What did Bill Belichick say to Ted Johnson?
Remember? It was just before that fourth-and-a-half-yard situation the Steelers had in the first quarter. Bill Cowher had called a timeout. Belichick seized the occasion to beckon Johnson to the sideline. I remember thinking, "This has got to be something really good." At that instant, I felt calm. I felt serene. I felt there was no way the Steelers were going to get that half-yard.
And they didn't.
Now, Belichick might have been saying, "Hey, Teddy, tuck your shirt in." He might have been saying, "What did you think of Paul Giamatti on `Saturday Night Live'?" He might have been saying, "Can you believe the Celtics blew a 17-point lead against those crappy Hawks?" He might have. But it's more likely he was pointing out one little detail that would make the difference on the next play. That's my story, and I'm sticking to it. That's because my new life motto is "In Bill I Trust."
Full disclosure time: I picked the Colts.
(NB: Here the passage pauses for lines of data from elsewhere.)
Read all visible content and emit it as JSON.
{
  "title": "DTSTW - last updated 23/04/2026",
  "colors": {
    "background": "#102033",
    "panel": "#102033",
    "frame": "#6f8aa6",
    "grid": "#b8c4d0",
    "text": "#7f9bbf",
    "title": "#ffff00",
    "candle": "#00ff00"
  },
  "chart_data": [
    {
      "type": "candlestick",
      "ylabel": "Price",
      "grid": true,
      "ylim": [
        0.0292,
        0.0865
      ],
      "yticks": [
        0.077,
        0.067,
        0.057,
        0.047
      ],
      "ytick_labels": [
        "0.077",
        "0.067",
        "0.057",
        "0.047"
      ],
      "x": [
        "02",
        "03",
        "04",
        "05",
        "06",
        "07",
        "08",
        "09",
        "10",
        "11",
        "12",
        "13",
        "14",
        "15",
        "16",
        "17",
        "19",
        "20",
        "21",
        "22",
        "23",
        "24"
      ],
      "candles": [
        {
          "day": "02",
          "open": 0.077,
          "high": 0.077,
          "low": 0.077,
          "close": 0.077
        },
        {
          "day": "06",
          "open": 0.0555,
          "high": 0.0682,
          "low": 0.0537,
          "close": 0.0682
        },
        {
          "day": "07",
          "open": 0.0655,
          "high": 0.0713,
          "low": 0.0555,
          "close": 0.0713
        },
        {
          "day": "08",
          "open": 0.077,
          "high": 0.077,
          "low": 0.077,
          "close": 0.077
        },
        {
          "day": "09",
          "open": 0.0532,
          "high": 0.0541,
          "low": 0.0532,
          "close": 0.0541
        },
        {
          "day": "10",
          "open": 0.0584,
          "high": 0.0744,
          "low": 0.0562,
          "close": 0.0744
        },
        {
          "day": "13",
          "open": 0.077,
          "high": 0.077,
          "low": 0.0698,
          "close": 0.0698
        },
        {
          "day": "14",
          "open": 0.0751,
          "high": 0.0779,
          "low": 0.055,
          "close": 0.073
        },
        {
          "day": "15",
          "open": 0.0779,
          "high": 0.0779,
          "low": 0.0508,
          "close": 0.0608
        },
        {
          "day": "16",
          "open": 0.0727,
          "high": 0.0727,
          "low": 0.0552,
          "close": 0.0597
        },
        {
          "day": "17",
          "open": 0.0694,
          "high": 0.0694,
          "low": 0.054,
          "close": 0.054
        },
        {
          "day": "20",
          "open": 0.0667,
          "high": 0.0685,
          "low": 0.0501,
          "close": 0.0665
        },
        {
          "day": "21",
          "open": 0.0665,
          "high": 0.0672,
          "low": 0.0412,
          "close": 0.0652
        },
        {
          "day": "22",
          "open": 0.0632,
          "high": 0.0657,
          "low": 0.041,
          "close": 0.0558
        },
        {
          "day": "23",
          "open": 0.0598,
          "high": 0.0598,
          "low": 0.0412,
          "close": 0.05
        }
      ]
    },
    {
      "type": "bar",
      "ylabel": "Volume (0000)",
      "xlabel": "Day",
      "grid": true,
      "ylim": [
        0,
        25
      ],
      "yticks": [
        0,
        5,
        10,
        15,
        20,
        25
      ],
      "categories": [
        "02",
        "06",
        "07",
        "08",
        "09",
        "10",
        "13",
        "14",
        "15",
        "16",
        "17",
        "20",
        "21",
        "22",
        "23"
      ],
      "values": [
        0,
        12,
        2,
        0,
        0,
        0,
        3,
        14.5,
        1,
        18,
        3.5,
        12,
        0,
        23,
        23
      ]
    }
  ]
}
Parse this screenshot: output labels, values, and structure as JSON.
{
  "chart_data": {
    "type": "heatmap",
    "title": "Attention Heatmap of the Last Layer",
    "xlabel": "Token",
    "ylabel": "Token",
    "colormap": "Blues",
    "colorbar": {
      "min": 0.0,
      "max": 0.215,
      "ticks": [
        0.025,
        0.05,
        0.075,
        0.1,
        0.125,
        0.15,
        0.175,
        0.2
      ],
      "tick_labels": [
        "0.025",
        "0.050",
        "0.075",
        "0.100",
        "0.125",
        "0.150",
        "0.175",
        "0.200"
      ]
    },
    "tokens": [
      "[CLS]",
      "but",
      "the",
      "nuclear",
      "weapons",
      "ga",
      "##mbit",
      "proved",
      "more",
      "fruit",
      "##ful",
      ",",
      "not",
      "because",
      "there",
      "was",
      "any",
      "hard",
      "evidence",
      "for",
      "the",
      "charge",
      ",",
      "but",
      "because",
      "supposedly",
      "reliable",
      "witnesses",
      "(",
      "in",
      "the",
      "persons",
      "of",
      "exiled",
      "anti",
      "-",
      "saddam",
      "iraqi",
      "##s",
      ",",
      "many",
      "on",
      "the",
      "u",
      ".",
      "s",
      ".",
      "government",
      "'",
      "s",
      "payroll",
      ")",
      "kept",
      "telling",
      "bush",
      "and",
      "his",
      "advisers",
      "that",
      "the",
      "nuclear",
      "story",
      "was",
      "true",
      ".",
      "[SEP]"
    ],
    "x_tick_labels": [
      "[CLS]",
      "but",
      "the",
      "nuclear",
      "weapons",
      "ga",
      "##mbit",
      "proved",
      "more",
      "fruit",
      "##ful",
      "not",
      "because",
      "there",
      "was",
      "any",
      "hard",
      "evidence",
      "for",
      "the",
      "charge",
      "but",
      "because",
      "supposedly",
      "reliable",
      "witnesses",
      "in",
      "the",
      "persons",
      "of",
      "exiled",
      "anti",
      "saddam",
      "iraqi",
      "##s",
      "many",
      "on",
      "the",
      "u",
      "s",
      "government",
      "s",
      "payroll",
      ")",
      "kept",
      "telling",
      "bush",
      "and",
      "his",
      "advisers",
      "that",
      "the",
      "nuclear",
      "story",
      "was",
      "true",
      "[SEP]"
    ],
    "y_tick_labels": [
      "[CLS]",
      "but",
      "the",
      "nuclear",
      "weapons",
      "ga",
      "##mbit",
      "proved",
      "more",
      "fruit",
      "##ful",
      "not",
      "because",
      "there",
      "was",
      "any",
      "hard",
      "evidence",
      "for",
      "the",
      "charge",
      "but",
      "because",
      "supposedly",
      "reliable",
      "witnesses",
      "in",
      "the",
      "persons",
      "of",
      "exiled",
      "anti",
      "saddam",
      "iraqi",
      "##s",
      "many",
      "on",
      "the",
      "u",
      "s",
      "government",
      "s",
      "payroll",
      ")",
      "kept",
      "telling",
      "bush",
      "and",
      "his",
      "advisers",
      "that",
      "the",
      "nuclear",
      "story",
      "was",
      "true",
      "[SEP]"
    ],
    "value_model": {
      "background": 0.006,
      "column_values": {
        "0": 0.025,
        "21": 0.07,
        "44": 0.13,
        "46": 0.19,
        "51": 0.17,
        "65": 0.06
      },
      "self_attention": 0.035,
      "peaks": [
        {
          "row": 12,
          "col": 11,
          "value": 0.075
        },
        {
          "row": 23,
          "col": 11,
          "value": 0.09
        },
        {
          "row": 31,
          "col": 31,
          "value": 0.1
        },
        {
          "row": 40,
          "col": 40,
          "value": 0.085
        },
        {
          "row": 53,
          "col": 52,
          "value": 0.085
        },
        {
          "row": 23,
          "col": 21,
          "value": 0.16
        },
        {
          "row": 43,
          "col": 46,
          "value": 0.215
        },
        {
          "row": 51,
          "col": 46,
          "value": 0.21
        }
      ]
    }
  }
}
Yes, I picked the Colts, but at least I wasn't foolish enough to put any money on it. I bought into the idea that Manning & Co. had the consummate well-balanced offense necessary to bother the Patriots' defense. It wasn't just the Broncos game, although that certainly was a deal-breaker in my mind. Yeah, I fell into that "Colts are due" trap. I figured if the Colts could come as close as they did Opening Night, when the Patriots had Ty Law and Ty Poole (and Richard Seymour), they would have enough to get the job done when these guys weren't around.
I figured 34-31, Colts.
So shoot me.
Now I have sworn complete allegiance to The Man In The Hooded Sweatshirt. I am thoroughly ashamed to have been so hard-headed as to doubt for a game, a half a quarter, a play, or even a second, the capacity of Bill Belichick, his assistants, and his players to do whatever is necessary to defeat whomever they play in anything remotely resembling a big game. They had a plan to beat the Colts, they had a plan to beat the Steelers, and they surely will have a plan to beat the Eagles and thus make themselves champions for the third time in four years.
What we have witnessed during the past two weeks is more than just good football, good sport, or good entertainment. We have witnessed something historic. Those of you who are old enough, and who care about more than just one sport, have seen these Patriots before. It is part of the extraordinary good fortune of being a Boston sports fan at any time during the past 50 years. We have seen the Patriots before because what the Patriots have become is a modern version of the Old Celtics.
Speaking of which, The Patriarch is watching, all right.
"Oh, sure," says Red Auerbach from his Washington apartment. "I've been following the Patriots."
He never has met Belichick, but he has been studying him from afar.
"He is obviously very, very focused," Red says. "He is clearly very bright and innovative. The players have to respect his knowledge. I'm sure that's the key to his success."
The Patriarch knows something about doing it again and again and again.
"I would start off every year the same way," he says. "I would say to them, `Did you have a nice summer?' And they'd be looking at me. I'd say, `Did you like the feeling of being on the greatest basketball team in the world?' And they'd still be looking at me. So, I'd say, `Why would you want to give that feeling up? You know what it feels like. They don't. You know how good it is. So, if you're smart, you'll play harder than ever. If they want it, make them come and get it. Don't give it to them.' That was my approach."
The Patriarch points out one essential coaching difference between his day and sport and Belichick's day and sport.
"He's got nine or 10 assistants [actually, 15]," Red points out. "They can always put their finger on what's happening on the ball club. I only had me."
That aside, The Patriarch can relate to much of what's going on with the Patriots. He can well imagine, for example, what message Belichick will be giving his team when it gets to Jacksonville.
"He'll say, `You're going down there and it will be a big party. You'll be influenced by a lot of people. There will be people telling you about endorsements and all this other stuff, and it can be a huge distraction.' He'll say, `Why did you come down here? You came down here to become the champions of football, and you can't deviate from that.' "
Belichick has saluted his team for playing its best football these past two weeks, and Red likes to hear that.
"That you can attribute to the players," he says. "In terms of motivation, that has to be on the players. You can't motivate anyone now. The coaches started doing their job in July and August, but now it's up to the players. If you have to motivate them now, they can't be motivated."
Red says it's OK with him if anyone wishes to compare these Patriots to his teams. He knows greatness when he sees it.
"You can see how these guys rise to the occasion," he notes.
So what did Coach Belichick say to Ted Johnson? It's the same thing Red would have said to John Havlicek. That's my story, and I'm sticking to it.